Understanding precondition checks in Terraform

Updated: February 3, 2024 By: Guest Contributor Post a comment

Introduction

Terraform, an open-source infrastructure as code software tool created by HashiCorp, enables users to define and provision a datacenter infrastructure using a high-level configuration language known as HashiCorp Configuration Language (HCL) or JSON. As you dive deeper into Terraform, you’ll understand the importance of precondition checks. This tutorial will guide you through the basics to more advanced examples of precondition checks in Terraform, essential for maintaining a stable and predictable infrastructure codebase.

Getting Started with Precondition Checks

Precondition checks are conditions or validations that you place within your Terraform configuration files to ensure that the correct and expected environment is in place before your infrastructure is provisioned or updated. These checks can prevent common issues like configuration drift, unexpected resource changes, or deployment failures due to misconfigured inputs.

Basic Precondition Example

Let’s start with a basic example where we check if a required version of the Terraform CLI is used:

terraform {
  required_version = ">= 0.14"
}

This precondition ensures that you’re using at least Terraform version 0.14, avoiding potential compatibility issues with your configuration.

Precondition Checks for Resource Attributes

Next, we delve into checks that validate specific resource attributes before proceeding with the provision:

resource "aws_instance" "example" {
  ami           = var.ami_id
  instance_type = var.instance_type
  
  precondition {
    condition     = contains(["t2.micro", "t2.small"], var.instance_type)
    error_message = "The instance type must be t2.micro or t2.small."
  }
}

This block checks that the EC2 instance type specified in var.instance_type is either t2.micro or t2.small, providing a clear error message if the condition is not met.

Advanced Usage: Combining Checks

Moving towards more advanced scenarios, you can combine multiple precondition checks to validate several aspects of your infrastructure before proceeding. For example:

resource "aws_vpc" "example" {
  cidr_block = var.cidr_block
  
  precondition {
    condition     = can(regex("^10.", var.cidr_block))
    error_message = "CIDR block must start with '10.'"
  }
  precondition {
    condition     = length(split(".", var.cidr_block)) == 4
    error_message = "CIDR block must be a valid IPv4 address."
  }
}

In this advanced example, two precondition blocks are used to ensure that the CIDR block for a VPC starts with ’10.’ and is a valid IPv4 address format. These intricate checks can significantly elevate the resilience and predictability of your infrastructure deployments.

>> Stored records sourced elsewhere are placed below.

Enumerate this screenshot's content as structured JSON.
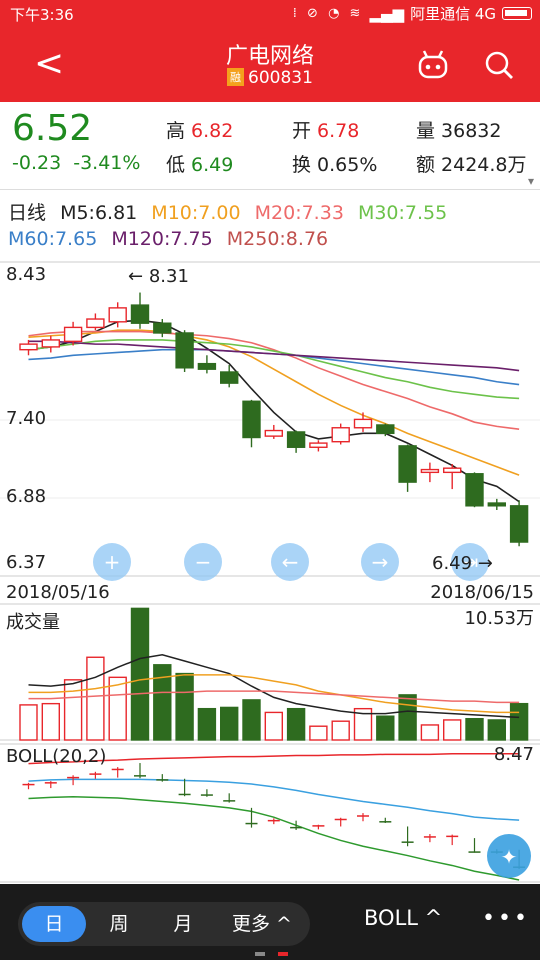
{
  "status_bar": {
    "time": "下午3:36",
    "carrier": "阿里通信 4G"
  },
  "header": {
    "title": "广电网络",
    "code": "600831",
    "tag": "融"
  },
  "quote": {
    "price": "6.52",
    "change": "-0.23",
    "change_pct": "-3.41%",
    "high_label": "高",
    "high": "6.82",
    "low_label": "低",
    "low": "6.49",
    "open_label": "开",
    "open": "6.78",
    "turnover_label": "换",
    "turnover": "0.65%",
    "volume_label": "量",
    "volume": "36832",
    "amount_label": "额",
    "amount": "2424.8万"
  },
  "ma_legend": {
    "period": "日线",
    "m5": "M5:6.81",
    "m10": "M10:7.00",
    "m20": "M20:7.33",
    "m30": "M30:7.55",
    "m60": "M60:7.65",
    "m120": "M120:7.75",
    "m250": "M250:8.76"
  },
  "colors": {
    "up": "#e8262b",
    "down": "#2e6b1f",
    "m5": "#222222",
    "m10": "#f0a020",
    "m20": "#ee6a6a",
    "m30": "#6cc24a",
    "m60": "#3a7fc8",
    "m120": "#6a1f6a",
    "m250": "#c0504d"
  },
  "kline": {
    "y_ticks": [
      "8.43",
      "7.40",
      "6.88",
      "6.37"
    ],
    "date_start": "2018/05/16",
    "date_end": "2018/06/15",
    "max_label": "8.31",
    "min_label": "6.49",
    "candles": [
      {
        "o": 7.9,
        "c": 7.94,
        "h": 7.97,
        "l": 7.86
      },
      {
        "o": 7.92,
        "c": 7.97,
        "h": 8.0,
        "l": 7.88
      },
      {
        "o": 7.96,
        "c": 8.06,
        "h": 8.1,
        "l": 7.93
      },
      {
        "o": 8.06,
        "c": 8.12,
        "h": 8.16,
        "l": 8.04
      },
      {
        "o": 8.1,
        "c": 8.2,
        "h": 8.24,
        "l": 8.06
      },
      {
        "o": 8.22,
        "c": 8.09,
        "h": 8.31,
        "l": 8.05
      },
      {
        "o": 8.09,
        "c": 8.02,
        "h": 8.12,
        "l": 7.99
      },
      {
        "o": 8.02,
        "c": 7.77,
        "h": 8.04,
        "l": 7.74
      },
      {
        "o": 7.8,
        "c": 7.76,
        "h": 7.86,
        "l": 7.73
      },
      {
        "o": 7.74,
        "c": 7.66,
        "h": 7.79,
        "l": 7.63
      },
      {
        "o": 7.53,
        "c": 7.27,
        "h": 7.54,
        "l": 7.2
      },
      {
        "o": 7.28,
        "c": 7.32,
        "h": 7.36,
        "l": 7.26
      },
      {
        "o": 7.31,
        "c": 7.2,
        "h": 7.32,
        "l": 7.16
      },
      {
        "o": 7.2,
        "c": 7.23,
        "h": 7.25,
        "l": 7.17
      },
      {
        "o": 7.24,
        "c": 7.34,
        "h": 7.37,
        "l": 7.22
      },
      {
        "o": 7.34,
        "c": 7.4,
        "h": 7.45,
        "l": 7.31
      },
      {
        "o": 7.36,
        "c": 7.3,
        "h": 7.37,
        "l": 7.28
      },
      {
        "o": 7.21,
        "c": 6.95,
        "h": 7.22,
        "l": 6.88
      },
      {
        "o": 7.02,
        "c": 7.04,
        "h": 7.09,
        "l": 6.95
      },
      {
        "o": 7.02,
        "c": 7.05,
        "h": 7.08,
        "l": 6.9
      },
      {
        "o": 7.01,
        "c": 6.78,
        "h": 7.02,
        "l": 6.77
      },
      {
        "o": 6.8,
        "c": 6.78,
        "h": 6.83,
        "l": 6.75
      },
      {
        "o": 6.78,
        "c": 6.52,
        "h": 6.82,
        "l": 6.49
      }
    ],
    "ma": {
      "m5": [
        7.9,
        7.92,
        7.96,
        8.03,
        8.1,
        8.11,
        8.09,
        8.01,
        7.91,
        7.8,
        7.62,
        7.45,
        7.31,
        7.26,
        7.28,
        7.3,
        7.3,
        7.23,
        7.15,
        7.07,
        6.97,
        6.92,
        6.81
      ],
      "m10": [
        7.99,
        8.0,
        8.01,
        8.02,
        8.04,
        8.04,
        8.03,
        8.0,
        7.97,
        7.92,
        7.85,
        7.76,
        7.67,
        7.58,
        7.5,
        7.43,
        7.37,
        7.3,
        7.24,
        7.18,
        7.12,
        7.06,
        7.0
      ],
      "m20": [
        8.0,
        8.02,
        8.03,
        8.03,
        8.03,
        8.03,
        8.02,
        8.01,
        8.0,
        7.98,
        7.95,
        7.9,
        7.84,
        7.77,
        7.71,
        7.65,
        7.6,
        7.55,
        7.49,
        7.44,
        7.38,
        7.35,
        7.33
      ],
      "m30": [
        7.9,
        7.92,
        7.94,
        7.96,
        7.97,
        7.97,
        7.97,
        7.96,
        7.95,
        7.94,
        7.92,
        7.89,
        7.86,
        7.82,
        7.78,
        7.74,
        7.7,
        7.67,
        7.63,
        7.6,
        7.58,
        7.56,
        7.55
      ],
      "m60": [
        7.83,
        7.84,
        7.86,
        7.87,
        7.88,
        7.89,
        7.9,
        7.9,
        7.9,
        7.89,
        7.88,
        7.87,
        7.86,
        7.84,
        7.82,
        7.8,
        7.78,
        7.76,
        7.74,
        7.72,
        7.7,
        7.67,
        7.65
      ],
      "m120": [
        7.96,
        7.96,
        7.95,
        7.94,
        7.94,
        7.93,
        7.92,
        7.91,
        7.9,
        7.89,
        7.88,
        7.87,
        7.86,
        7.85,
        7.84,
        7.83,
        7.82,
        7.81,
        7.8,
        7.79,
        7.78,
        7.77,
        7.75
      ]
    }
  },
  "volume": {
    "title": "成交量",
    "max_label": "10.53万",
    "values": [
      2.8,
      2.9,
      4.8,
      6.6,
      5.0,
      10.5,
      6.0,
      5.3,
      2.5,
      2.6,
      3.2,
      2.2,
      2.5,
      1.1,
      1.5,
      2.5,
      1.9,
      3.6,
      1.2,
      1.6,
      1.7,
      1.6,
      2.9
    ],
    "ma5": [
      4.4,
      4.3,
      4.5,
      5.0,
      5.8,
      6.5,
      6.8,
      6.3,
      5.8,
      5.3,
      4.3,
      3.4,
      2.9,
      2.6,
      2.3,
      2.1,
      2.1,
      2.3,
      2.2,
      2.1,
      2.0,
      1.9,
      1.8
    ],
    "ma10": [
      3.8,
      3.8,
      3.9,
      4.1,
      4.4,
      4.8,
      5.0,
      5.2,
      5.2,
      5.2,
      5.0,
      4.7,
      4.4,
      3.9,
      3.6,
      3.3,
      3.0,
      2.8,
      2.6,
      2.4,
      2.3,
      2.2,
      2.2
    ],
    "ma20": [
      3.3,
      3.3,
      3.4,
      3.5,
      3.6,
      3.7,
      3.8,
      3.8,
      3.9,
      3.9,
      3.9,
      3.9,
      3.8,
      3.7,
      3.6,
      3.5,
      3.4,
      3.3,
      3.2,
      3.1,
      3.1,
      3.0,
      3.0
    ]
  },
  "boll": {
    "title": "BOLL(20,2)",
    "max_label": "8.47",
    "upper": [
      8.3,
      8.32,
      8.33,
      8.35,
      8.36,
      8.38,
      8.39,
      8.4,
      8.41,
      8.42,
      8.42,
      8.43,
      8.44,
      8.44,
      8.45,
      8.45,
      8.46,
      8.46,
      8.46,
      8.47,
      8.47,
      8.47,
      8.47
    ],
    "mid": [
      8.0,
      8.02,
      8.03,
      8.03,
      8.03,
      8.03,
      8.02,
      8.01,
      8.0,
      7.98,
      7.95,
      7.9,
      7.84,
      7.77,
      7.71,
      7.65,
      7.6,
      7.55,
      7.49,
      7.44,
      7.38,
      7.35,
      7.33
    ],
    "lower": [
      7.7,
      7.72,
      7.73,
      7.72,
      7.71,
      7.68,
      7.65,
      7.62,
      7.58,
      7.54,
      7.48,
      7.38,
      7.24,
      7.1,
      6.98,
      6.88,
      6.8,
      6.72,
      6.63,
      6.55,
      6.45,
      6.38,
      6.3
    ]
  },
  "bottom_bar": {
    "tabs": [
      "日",
      "周",
      "月",
      "更多 ^"
    ],
    "indicator": "BOLL ^",
    "more": "•••"
  }
}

Working with Outputs in Precondition Checks

While direct support for capturing output from precondition checks in Terraform is limited, you can utilize the diagnostic features of the tool to review the results of your preconditions. For instance:

# Example of interpreting precondition check outputs manually
output "precondition_check_result" {
  value = "Check the Terraform plan output for any precondition errors."
}

This approach requires manual review of Terraform plan or apply output, helping you understand whether your preconditions passed or failed.

Conclusion

Precondition checks in Terraform are instrumental in ensuring that your infrastructure as code deployments are predictable, stable, and in line with expected configurations. From simple version constraints to more complex attribute validations, mastering these checks can significantly improve the quality and reliability of your Terraform projects.